The Antarctic Peninsula on January 16, 2022 (left) and January 26, 2022 (right), after the Larsen B embayment broke up.

The Antarctic Peninsula on January 16, 2022 (left) and January 26, 2022 (right), after the Larsen B embayment broke up. NASA

Twenty years after the Antarctic Peninsula’s Larsen B Ice Shelf disintegrated in spectacular fashion, a remaining portion of that ice shelf dramatically broke apart last month, according to NASA’s Earth Observatory.

The space agency’s satellite images show the so-called remnant “Larsen B embayment” collapsing from January 19 to January 21. Scientists are still investigating the cause of the breakup, but it appears that warm, wet weather — once unheard of in this part of Antarctica — may have melted and destabilized the embayment.

The Larsen Ice Shelf, formed over the course of more than 12,000 years and 750 feet thick in places, is located on the northeastern side of the Antarctic Peninsula on the Weddell Sea — the once-completely frozen body of water where Ernest Shackleton and the men of the Endurance expedition were trapped in sea ice in 1914 and 1915. The Antarctic Peninsula has been steadily warming in recent decades, causing the Larsen A Ice Shelf to collapse in 1995 and the 1,250-square-mile Larsen B — a shelf floating atop the Weddell Sea — to collapse in early 2002.

The Larsen B embayment was a portion of the defunct ice shelf that refroze in 2011 and was attached to the Scar Inlet Ice Shelf. Last month, the embayment broke apart, taking with it a portion of the Scar Inlet Ice Shelf. The combined Larsen ice shelves — A, B, C, and D — once extended along the 1,000-mile length of the eastern Antarctic Peninsula. Since 1995, however, the Larsen Ice Shelf has shrunk from 33,000 square miles to 26,000 square miles.

Antarctica’s ice shelves float on the ocean, and their loss does not, in itself, increase global sea levels.

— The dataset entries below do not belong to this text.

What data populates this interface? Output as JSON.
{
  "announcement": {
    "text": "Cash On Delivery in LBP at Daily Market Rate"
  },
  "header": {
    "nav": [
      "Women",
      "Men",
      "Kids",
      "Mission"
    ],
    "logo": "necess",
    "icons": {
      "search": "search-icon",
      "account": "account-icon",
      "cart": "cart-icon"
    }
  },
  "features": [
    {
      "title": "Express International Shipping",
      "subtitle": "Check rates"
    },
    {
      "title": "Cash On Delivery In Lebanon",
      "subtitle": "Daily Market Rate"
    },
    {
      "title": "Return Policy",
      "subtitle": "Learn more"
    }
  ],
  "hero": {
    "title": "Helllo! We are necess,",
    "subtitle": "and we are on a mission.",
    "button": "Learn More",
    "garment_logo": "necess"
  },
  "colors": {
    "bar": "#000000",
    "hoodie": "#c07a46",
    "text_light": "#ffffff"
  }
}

But the shelves act as dams that hold back the land-based glaciers behind them, and the loss of the shelves dramatically increases the rate at which the glaciers flow into the sea, which does raise sea levels. Christopher Shuman, a glaciologist with the University of Maryland, Baltimore County and NASA, said that with sea ice now gone in the Larsen B embayment, “the likelihood is that backstress will be reduced on all glaciers in the [embayment] and that additional inland ice losses will be coming soon.”